少し前に俺のいた異世界へ拉致された日本人であり、色々あってとりあえず日本へ帰還させることに成功したのだ。その後は……いや、そういえば気になる事を言っているな。
「リコ。それはどういう意味だ?」
「え? それってなんですか」
「どこにもいないって部分だ。どこも何も一緒に向こうの世界に居ただろう。他の知り合いが言うのはまだ分かるが、お前さんが言うのはおかしくないか」
「はい? いやですから、地球へ戻ってきて真っ先に礼土さん探したんですよ。SNSで宣伝してるって言ってたからすぐ確認しましたけど、アカウントにDM送れないし……どうしようかって唯斗と話してたら、あの騒ぎですから」
あの騒ぎ? おいおい、まさか。
「人類に霊力が宿ったっていうあれか?」
「そうです。私たちも結構バタバタしちゃってたんですが、ようやく見つけて」
待て、どういう事だ。
「ちょっと待て、俺の認識だと、地球へ戻ってきたのは1ヶ月くらい前だぞ」
「え!? ちょ、ちょっと待ってください」
「いやいや、俺達と1年近く違うじゃねぇか!」
確かに俺はこの2人とヤマトは先に帰らせたはずだ。それでそのあとあの爺の領域に行って少し話をしてから転移されたはず。って事はその間で1年近く経過してるって事になるぞ。おかしいだろ。

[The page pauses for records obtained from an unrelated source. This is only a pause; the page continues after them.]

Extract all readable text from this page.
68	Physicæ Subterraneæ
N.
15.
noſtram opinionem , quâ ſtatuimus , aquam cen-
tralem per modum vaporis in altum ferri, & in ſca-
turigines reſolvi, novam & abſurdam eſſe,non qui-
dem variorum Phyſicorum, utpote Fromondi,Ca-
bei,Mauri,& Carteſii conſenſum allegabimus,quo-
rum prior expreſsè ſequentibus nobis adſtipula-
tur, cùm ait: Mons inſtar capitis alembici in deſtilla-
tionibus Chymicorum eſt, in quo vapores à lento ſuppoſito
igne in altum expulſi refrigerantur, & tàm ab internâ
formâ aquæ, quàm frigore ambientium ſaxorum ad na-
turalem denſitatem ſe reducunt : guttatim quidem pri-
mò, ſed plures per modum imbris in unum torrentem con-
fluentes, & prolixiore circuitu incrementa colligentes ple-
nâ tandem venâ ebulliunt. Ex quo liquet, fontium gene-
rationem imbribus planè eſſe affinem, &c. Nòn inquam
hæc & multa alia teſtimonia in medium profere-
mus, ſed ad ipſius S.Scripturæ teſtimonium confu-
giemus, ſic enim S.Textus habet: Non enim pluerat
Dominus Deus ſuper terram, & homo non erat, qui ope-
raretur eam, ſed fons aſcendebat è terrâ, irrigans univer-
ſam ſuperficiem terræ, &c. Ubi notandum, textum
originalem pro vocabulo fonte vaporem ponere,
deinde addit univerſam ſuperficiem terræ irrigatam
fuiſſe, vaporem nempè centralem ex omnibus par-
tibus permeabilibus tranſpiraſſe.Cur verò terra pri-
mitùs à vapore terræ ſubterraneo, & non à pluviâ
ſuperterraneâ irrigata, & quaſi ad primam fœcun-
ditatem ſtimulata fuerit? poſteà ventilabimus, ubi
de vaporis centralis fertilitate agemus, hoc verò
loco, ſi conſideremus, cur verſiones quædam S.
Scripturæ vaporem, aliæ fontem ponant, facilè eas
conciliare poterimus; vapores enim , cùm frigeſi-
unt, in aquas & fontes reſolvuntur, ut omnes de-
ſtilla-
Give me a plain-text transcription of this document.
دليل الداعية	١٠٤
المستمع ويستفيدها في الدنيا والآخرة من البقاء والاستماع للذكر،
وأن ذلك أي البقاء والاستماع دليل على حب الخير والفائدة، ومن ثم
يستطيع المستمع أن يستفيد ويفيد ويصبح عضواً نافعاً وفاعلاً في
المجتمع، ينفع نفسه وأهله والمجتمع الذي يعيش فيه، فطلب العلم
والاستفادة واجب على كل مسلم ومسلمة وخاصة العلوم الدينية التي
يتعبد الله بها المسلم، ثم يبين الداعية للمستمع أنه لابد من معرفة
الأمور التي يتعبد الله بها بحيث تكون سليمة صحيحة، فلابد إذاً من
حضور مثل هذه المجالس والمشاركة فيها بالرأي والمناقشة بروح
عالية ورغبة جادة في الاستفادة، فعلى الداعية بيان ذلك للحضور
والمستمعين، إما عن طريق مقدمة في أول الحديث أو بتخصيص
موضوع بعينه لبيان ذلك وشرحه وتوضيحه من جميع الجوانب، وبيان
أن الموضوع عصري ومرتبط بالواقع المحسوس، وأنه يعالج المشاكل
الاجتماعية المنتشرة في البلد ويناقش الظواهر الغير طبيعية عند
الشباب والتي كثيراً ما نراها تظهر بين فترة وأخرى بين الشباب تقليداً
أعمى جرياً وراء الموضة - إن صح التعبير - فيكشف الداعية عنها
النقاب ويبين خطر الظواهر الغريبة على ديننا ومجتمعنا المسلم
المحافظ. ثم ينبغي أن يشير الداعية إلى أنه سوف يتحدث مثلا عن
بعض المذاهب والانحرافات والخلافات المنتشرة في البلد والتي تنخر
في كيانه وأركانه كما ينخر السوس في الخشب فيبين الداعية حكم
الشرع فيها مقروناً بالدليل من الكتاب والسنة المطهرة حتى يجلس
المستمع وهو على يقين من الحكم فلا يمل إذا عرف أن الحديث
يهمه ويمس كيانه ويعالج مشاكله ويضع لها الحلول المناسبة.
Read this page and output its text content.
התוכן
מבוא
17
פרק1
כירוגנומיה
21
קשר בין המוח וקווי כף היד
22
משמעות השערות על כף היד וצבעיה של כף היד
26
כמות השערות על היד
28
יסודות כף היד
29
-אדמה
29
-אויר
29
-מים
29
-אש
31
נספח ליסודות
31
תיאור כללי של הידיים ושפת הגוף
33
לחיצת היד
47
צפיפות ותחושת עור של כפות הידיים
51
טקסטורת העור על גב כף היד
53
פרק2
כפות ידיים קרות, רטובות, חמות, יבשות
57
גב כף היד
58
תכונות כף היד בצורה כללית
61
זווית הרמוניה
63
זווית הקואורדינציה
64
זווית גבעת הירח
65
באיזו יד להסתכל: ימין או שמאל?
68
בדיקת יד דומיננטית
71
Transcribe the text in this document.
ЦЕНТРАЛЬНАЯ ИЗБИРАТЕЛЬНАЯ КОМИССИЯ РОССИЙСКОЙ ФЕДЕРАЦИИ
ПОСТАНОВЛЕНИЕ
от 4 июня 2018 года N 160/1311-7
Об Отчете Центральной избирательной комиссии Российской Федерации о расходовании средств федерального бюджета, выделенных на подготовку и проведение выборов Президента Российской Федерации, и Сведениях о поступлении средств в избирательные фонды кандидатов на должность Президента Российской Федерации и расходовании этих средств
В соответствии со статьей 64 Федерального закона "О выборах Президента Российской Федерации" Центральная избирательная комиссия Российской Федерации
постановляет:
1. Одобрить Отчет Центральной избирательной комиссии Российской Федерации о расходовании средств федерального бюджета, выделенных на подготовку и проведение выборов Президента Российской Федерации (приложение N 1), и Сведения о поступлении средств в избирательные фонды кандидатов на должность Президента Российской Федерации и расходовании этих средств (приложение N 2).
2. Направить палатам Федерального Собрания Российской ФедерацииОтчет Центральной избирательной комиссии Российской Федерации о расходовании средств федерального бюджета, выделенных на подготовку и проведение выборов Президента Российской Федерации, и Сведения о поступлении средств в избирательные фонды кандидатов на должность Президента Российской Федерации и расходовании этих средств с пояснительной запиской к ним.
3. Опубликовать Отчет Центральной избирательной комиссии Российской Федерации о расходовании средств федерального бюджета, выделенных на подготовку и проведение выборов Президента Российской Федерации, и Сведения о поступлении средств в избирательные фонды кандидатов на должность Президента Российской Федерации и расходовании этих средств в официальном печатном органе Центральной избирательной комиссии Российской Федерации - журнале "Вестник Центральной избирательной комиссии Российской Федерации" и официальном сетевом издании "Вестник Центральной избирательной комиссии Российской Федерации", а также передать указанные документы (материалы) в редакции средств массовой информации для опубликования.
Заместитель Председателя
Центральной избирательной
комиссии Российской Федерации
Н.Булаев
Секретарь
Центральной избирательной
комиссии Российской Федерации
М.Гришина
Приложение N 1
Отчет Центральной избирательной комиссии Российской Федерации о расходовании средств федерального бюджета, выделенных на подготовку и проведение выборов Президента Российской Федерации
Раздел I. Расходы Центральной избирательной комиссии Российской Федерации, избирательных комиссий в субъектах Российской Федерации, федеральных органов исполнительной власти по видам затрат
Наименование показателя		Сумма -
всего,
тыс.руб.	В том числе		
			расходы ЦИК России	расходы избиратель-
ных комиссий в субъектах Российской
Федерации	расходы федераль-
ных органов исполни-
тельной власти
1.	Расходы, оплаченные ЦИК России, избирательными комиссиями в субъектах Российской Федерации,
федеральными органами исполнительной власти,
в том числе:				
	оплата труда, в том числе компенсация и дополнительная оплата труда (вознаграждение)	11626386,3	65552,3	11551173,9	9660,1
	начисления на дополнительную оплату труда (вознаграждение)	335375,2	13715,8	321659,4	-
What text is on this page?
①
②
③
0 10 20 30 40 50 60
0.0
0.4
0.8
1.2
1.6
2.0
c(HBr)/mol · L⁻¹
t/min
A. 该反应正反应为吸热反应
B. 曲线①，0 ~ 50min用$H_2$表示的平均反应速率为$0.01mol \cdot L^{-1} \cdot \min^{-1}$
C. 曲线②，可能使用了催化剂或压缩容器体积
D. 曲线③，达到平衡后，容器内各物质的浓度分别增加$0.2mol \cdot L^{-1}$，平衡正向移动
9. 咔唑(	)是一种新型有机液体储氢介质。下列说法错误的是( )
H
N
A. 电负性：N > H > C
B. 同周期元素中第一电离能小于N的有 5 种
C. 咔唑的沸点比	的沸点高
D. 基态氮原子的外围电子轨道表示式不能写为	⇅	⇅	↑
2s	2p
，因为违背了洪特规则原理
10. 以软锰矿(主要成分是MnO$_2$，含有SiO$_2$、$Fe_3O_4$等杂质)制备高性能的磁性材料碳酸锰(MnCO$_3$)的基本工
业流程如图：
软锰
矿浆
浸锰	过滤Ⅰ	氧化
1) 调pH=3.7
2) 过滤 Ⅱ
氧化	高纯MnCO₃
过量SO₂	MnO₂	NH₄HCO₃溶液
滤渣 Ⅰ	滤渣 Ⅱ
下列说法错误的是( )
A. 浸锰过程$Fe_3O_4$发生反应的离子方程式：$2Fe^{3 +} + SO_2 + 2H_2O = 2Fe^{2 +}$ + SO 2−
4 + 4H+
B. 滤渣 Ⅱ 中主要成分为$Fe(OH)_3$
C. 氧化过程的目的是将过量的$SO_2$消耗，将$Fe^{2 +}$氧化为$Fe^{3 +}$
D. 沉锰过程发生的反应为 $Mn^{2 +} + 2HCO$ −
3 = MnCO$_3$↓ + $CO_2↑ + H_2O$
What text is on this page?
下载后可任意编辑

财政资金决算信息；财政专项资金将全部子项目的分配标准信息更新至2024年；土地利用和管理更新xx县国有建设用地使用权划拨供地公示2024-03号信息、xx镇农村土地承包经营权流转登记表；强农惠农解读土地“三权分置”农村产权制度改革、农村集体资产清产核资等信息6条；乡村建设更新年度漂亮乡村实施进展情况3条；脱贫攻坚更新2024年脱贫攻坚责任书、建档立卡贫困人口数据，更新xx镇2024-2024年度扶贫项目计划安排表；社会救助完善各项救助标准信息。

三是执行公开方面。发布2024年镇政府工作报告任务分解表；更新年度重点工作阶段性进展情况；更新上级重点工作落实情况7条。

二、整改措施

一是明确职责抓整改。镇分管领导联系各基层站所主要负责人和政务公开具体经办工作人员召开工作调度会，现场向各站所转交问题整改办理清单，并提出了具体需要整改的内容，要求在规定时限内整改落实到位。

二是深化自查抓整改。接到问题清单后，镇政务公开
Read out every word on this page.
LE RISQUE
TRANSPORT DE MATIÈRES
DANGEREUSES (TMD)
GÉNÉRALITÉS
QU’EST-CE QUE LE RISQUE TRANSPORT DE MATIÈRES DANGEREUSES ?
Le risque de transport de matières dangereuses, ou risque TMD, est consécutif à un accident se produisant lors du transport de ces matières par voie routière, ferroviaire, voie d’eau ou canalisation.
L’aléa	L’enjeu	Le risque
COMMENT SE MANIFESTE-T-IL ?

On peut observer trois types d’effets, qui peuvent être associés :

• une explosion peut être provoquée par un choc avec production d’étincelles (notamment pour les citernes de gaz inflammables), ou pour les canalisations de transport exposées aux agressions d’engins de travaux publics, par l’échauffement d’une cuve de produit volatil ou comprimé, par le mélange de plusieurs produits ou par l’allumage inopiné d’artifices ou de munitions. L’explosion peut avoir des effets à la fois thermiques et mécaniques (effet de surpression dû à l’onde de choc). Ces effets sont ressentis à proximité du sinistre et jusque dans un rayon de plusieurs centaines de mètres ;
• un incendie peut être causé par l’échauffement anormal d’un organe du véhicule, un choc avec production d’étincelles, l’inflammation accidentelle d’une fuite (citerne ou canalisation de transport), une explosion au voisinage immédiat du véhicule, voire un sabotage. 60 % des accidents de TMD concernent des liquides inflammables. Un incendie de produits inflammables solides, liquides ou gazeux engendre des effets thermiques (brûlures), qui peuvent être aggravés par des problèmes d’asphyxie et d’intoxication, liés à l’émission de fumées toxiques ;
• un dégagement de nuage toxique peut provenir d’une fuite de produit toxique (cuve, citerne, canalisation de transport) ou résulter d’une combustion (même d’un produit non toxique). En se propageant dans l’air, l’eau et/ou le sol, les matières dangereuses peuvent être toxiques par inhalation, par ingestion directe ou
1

「くそ、流石に意味がわからんな。っていう事はお前さんたち霊力は?」
「持っています。ランクはⅡですけど」
「俺もあるぜ。ランクはⅢだ」
思ったより低いな。
「私の方は霊力を身につけた後、少ししてからすぐ使うのをやめたんです。なんか霊力を使うとすごい気持ちが悪くて……」
「気持ちが悪い? どういう事だ」
「なんていうか。身体の中に違う意識がある感じというか。これだったら魔法を霊力と偽った方がマシかなって思っちゃいまして」
「最初は我慢すりゃいいかと思ったんだけど、思ったより気持ち悪くてな。だから俺も霊能力と偽って魔法使ってる感じだ」
おい、待ってくれ。まさかそういう感じじゃないだろうな。
「よし、お前らを雇うとしよう」
「え、あ、ありがとうございます」
「おお? でもなんで急に」
不思議そうな2人に向かって俺は早速指示を出した。
「早速だが、2人ともすぐに病院に行って検査してこい」
「はぁ!? ちょっと待ってくれよ! まさかさっきの事か?」
「少し違う。病院での検査はこの事務所の――正確に言えば魔法が使えるやつは全員強制している。俺だって毎月行ってるんだ。何かあってからじゃ遅い。この話は以前にもしただろう?」
「そりゃ……そうだけど」
「いいか。まだ仮説段階だったんだが、どうも霊力と魔力の相性があまりよろしくない。その気持ち悪さも何かの兆候かもしれん。俺たちは霊力を持っていないからその辺分からなかったんだが、今の話を聞くに少し危険な気がするな」
となると、アーデの魔法の治療もどうなるか分からんな。こればっかりは試してみないと分からないのがネックか。
「あれ、礼土さん霊力ないんですか? この化け物みたいな霊力は?」
「それは俺のペットだな」
「――マジかよ。この人ナニを飼ってんだ?」
うるさいな。とりあえず病院行け、病院。